3) la Acción conservadora de su pasado: escribe Newman que, “así como los desarrollos que están precedidos por indicaciones claras tienen una presunción justa a su favor, así también los que contradicen e invierten el curso de la doctrina que se ha desarrollado antes que ellos y en la cual tuvieron su origen son ciertamente corrupciones”. Si un desarrollo contradice la doctrina anterior está claro que no es desarrollo, sino corrupción. En este importante punto, Newman aclara que “un desarrollo verdadero se puede describir como el que conserva la trayectoria de los desarrollos antecedentes… es una adición que ilustra y no oscurece, que corrobora y no corrige el cuerpo de pensamiento del que procede”.

4) El “vigor perenne”: “la corrupción no puede permanecer mucho tiempo y la duración constituye una prueba más de un desarrollo verdadero”. Resulta interesante otro comentario que Newman desliza aquí y en el que se nos muestra como un fino observador: “la trayectoria de las herejías siempre es corta, es un estado intermedio entre vida y muerte, o lo que es como la muerte. O si no acaba en la muerte, se divide en alguna trayectoria nueva y tal vez opuesta que se extiende sin pretender estar unida a ella… mientras que la corrupción se distingue de la decadencia por su acción enérgica, se distingue de un desarrollo por su carácter transitorio”.

El desarrollo, pues, es conservador; no es rupturista ni innovador. La Iglesia afirma que la Revelación acabó en la era apostólica, con la muerte del último apóstol. Lo que se ha desarrollado – de manera orgánica y sin contradicciones – es la comprensión y exposición de la misma. Sin embargo, si la doctrina cristiana o católica progresara, tal como la entendía Francisco, en contradicción con postulados de tiempos anteriores al nuestro, eso significaría que la Iglesia erró al predicar que la Revelación se había terminado con la muerte del último apóstol y que, en realidad, la doctrina estaría incompleta y necesitaría ser completada.

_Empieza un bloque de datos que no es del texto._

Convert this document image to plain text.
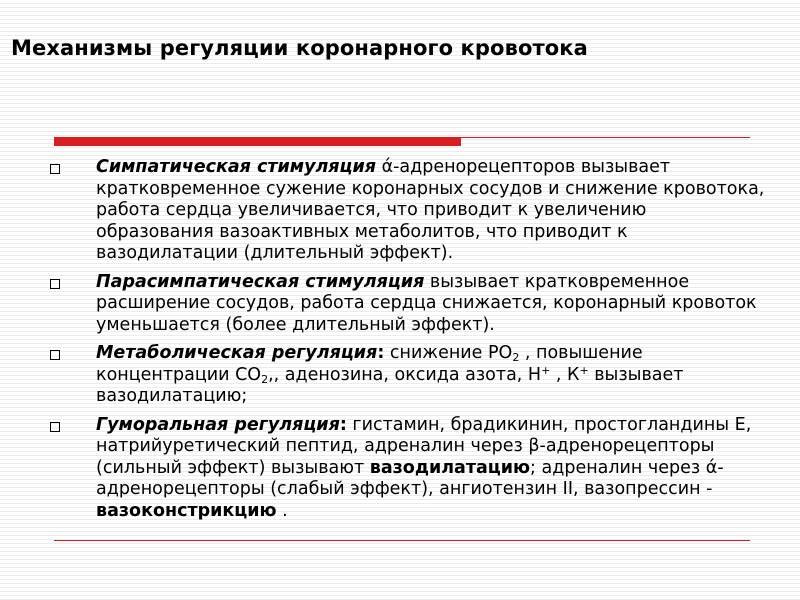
Механизмы регуляции коронарного кровотока
Симпатическая стимуляция ά-адренорецепторов вызывает кратковременное сужение коронарных сосудов и снижение кровотока, работа сердца увеличивается, что приводит к увеличению образования вазоактивных метаболитов, что приводит к вазодилатации (длительный эффект).
Парасимпатическая стимуляция вызывает кратковременное расширение сосудов, работа сердца снижается, коронарный кровоток уменьшается (более длительный эффект).
Метаболическая регуляция: снижение $РО_2$ , повышение концентрации $СО_2$,, аденозина, оксида азота, Н+ , К+ вызывает вазодилатацию;
Гуморальная регуляция: гистамин, брадикинин, простогландины Е, натрийуретический пептид, адреналин через β-адренорецепторы (сильный эффект) вызывают вазодилатацию; адреналин через ά-адренорецепторы (слабый эффект), ангиотензин II, вазопрессин - вазоконстрикцию .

Se observa perfectamente el catastrófico error epistemológico, la ignorancia de la lógica católica y la intoxicación modernista. Si hablamos de desarrollo quiere decir que toda la doctrina está ahí, y lo que se hace es des-enrollarla, descubrirla, conocerla, abrirla. El desarrollo no añade nada nuevo, sino que descubre lo escondido; mientras que el progreso es todo lo contrario: un salto y, por lo tanto, algo nuevo. Dicho de otra manera: progreso es discontinuidad y desarrollo es continuidad. La doctrina de la Iglesia se desarrolla; no evoluciona. Por tanto, estemos atentos: allí donde haya contradicciones no existe un sano desarrollo doctrinal, sino corrupción y error.

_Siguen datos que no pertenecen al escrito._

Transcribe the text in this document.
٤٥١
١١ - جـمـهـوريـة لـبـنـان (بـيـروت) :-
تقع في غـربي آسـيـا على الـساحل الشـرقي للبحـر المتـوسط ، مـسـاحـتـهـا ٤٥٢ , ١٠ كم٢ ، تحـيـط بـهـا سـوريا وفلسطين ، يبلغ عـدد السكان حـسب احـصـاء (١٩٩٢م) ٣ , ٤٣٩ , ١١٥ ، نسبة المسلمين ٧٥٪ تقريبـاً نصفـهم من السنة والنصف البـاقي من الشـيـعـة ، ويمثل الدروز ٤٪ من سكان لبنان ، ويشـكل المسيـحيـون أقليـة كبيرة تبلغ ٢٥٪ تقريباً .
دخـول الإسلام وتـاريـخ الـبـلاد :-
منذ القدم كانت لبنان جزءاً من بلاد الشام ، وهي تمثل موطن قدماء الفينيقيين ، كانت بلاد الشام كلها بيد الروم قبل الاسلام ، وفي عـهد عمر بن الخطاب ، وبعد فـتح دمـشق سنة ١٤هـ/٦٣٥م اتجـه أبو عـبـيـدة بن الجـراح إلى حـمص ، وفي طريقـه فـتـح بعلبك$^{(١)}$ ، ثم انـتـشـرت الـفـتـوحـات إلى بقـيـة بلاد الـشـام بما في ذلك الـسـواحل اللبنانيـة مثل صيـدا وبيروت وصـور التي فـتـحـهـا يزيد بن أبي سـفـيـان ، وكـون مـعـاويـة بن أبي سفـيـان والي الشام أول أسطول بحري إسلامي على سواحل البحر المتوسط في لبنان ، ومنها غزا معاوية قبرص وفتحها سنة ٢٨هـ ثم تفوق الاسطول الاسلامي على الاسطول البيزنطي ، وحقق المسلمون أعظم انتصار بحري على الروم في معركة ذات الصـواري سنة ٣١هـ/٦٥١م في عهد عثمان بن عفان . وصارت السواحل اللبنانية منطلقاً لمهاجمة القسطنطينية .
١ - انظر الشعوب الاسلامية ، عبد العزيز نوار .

Debido a la utilización manipulada que el progresismo en el Concilio Vaticano II hizo de la figura del Cardenal Newman, Peter Kwasniewski ha realizado aclaraciones muy necesarias sobre él tras el anuncio de León XIV de su proclamación como Doctor de la Iglesia. Aclaraciones que el bloguero Wanderer tradujo al español en un extenso artículo presentado en tres partes que recomiendo leer, en la que Kwasnieweski comenta cómo “es irónico que se mencione a Newman junto a los defensores de las tendencias reformistas de la Iglesia moderna, cuando —al menos en cuestiones relativas a la teología fundamental, la moral cristiana y la liturgia sagrada— arguyó enérgica y constantemente a lo largo de su carrera contra el racionalismo, el emocionalismo, el liberalismo y la «tinkeritis» litúrgica, es decir, la creencia de que podemos construir un culto mejor si modificamos lo suficiente lo que hemos heredado.

En el ámbito de la liturgia en particular, se opuso firmemente a las modificaciones y modernizaciones rituales destinadas a «encontrar a las personas donde están» o a «adaptarse a la mentalidad actual» (como dijo Pablo VI en su Constitución Apostólica del 3 de abril de 1969, que promulgaba el Novus Ordo).

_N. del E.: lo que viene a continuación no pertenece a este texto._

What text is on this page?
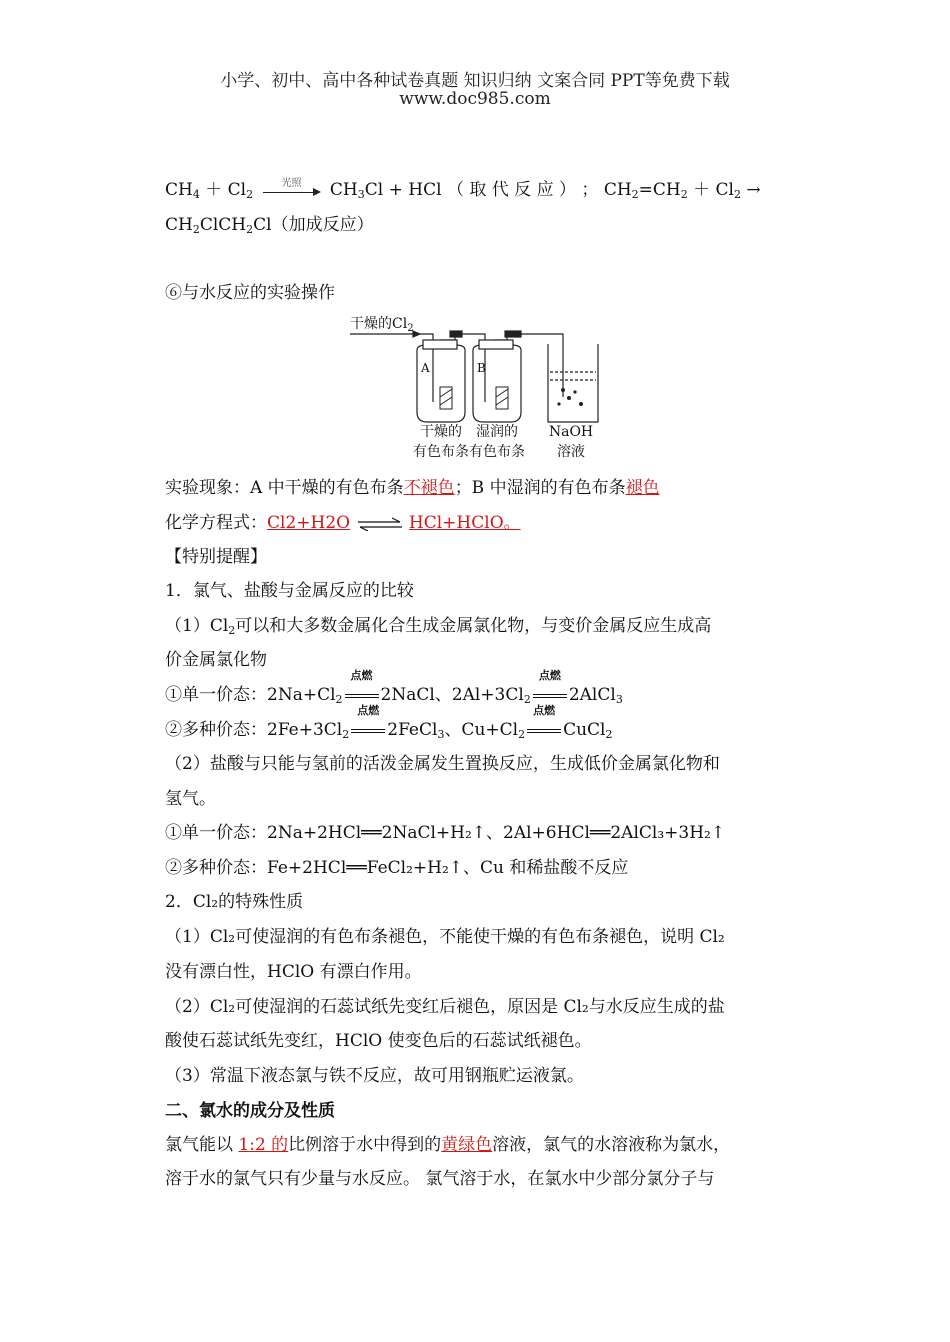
小学、初中、高中各种试卷真题 知识归纳 文案合同 PPT等免费下载
www.doc985.com
$CH_4 + Cl_2$
光照	$CH_3Cl$ + HCl （ 取 代 反 应 ） ； $CH_2=CH_2 + Cl_2$ →
$CH_2ClCH_2Cl$（加成反应）
⑥与水反应的实验操作
干燥的$Cl_2$
A	B
干燥的
有色布条
湿润的
有色布条
NaOH
溶液
实验现象：A 中干燥的有色布条不褪色；B 中湿润的有色布条褪色
化学方程式：Cl2+H2O ⇌ HCl+HClO。
【特别提醒】
1．氯气、盐酸与金属反应的比较
$(1)Cl_2$可以和大多数金属化合生成金属氯化物，与变价金属反应生成高
价金属氯化物
①单一价态：$2Na+Cl_2$
点燃
2NaCl、$2Al+3Cl_2$
点燃
2AlCl$_3$
②多种价态：$2Fe+3Cl_2$
点燃
2FeCl$_3$、$Cu+Cl_2$
点燃
CuCl$_2$
（2）盐酸与只能与氢前的活泼金属发生置换反应，生成低价金属氯化物和
氢气。
①单一价态：2Na+2HCl══2NaCl+H₂↑、2Al+6HCl══2AlCl₃+3H₂↑
②多种价态：Fe+2HCl══FeCl₂+H₂↑、Cu 和稀盐酸不反应
2．Cl₂的特殊性质
（1）Cl₂可使湿润的有色布条褪色，不能使干燥的有色布条褪色，说明 Cl₂
没有漂白性，HClO 有漂白作用。
（2）Cl₂可使湿润的石蕊试纸先变红后褪色，原因是 Cl₂与水反应生成的盐
酸使石蕊试纸先变红，HClO 使变色后的石蕊试纸褪色。
（3）常温下液态氯与铁不反应，故可用钢瓶贮运液氯。
二、氯水的成分及性质
氯气能以 1:2 的比例溶于水中得到的黄绿色溶液，氯气的水溶液称为氯水，
溶于水的氯气只有少量与水反应。 氯气溶于水，在氯水中少部分氯分子与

Newman no era solo antiliberal (lo dice expresamente de sí mismo, y más de una vez); no era sólo un conservador que detestaba los planes revolucionarios. Era lo que hoy se llama un tradicionalista en materia dogmática y litúrgica, alguien que habría criticado duramente todo el proyecto conciliar, y sin duda la reforma litúrgica llevada a cabo en su nombre, por errónea y condenada al fracaso”.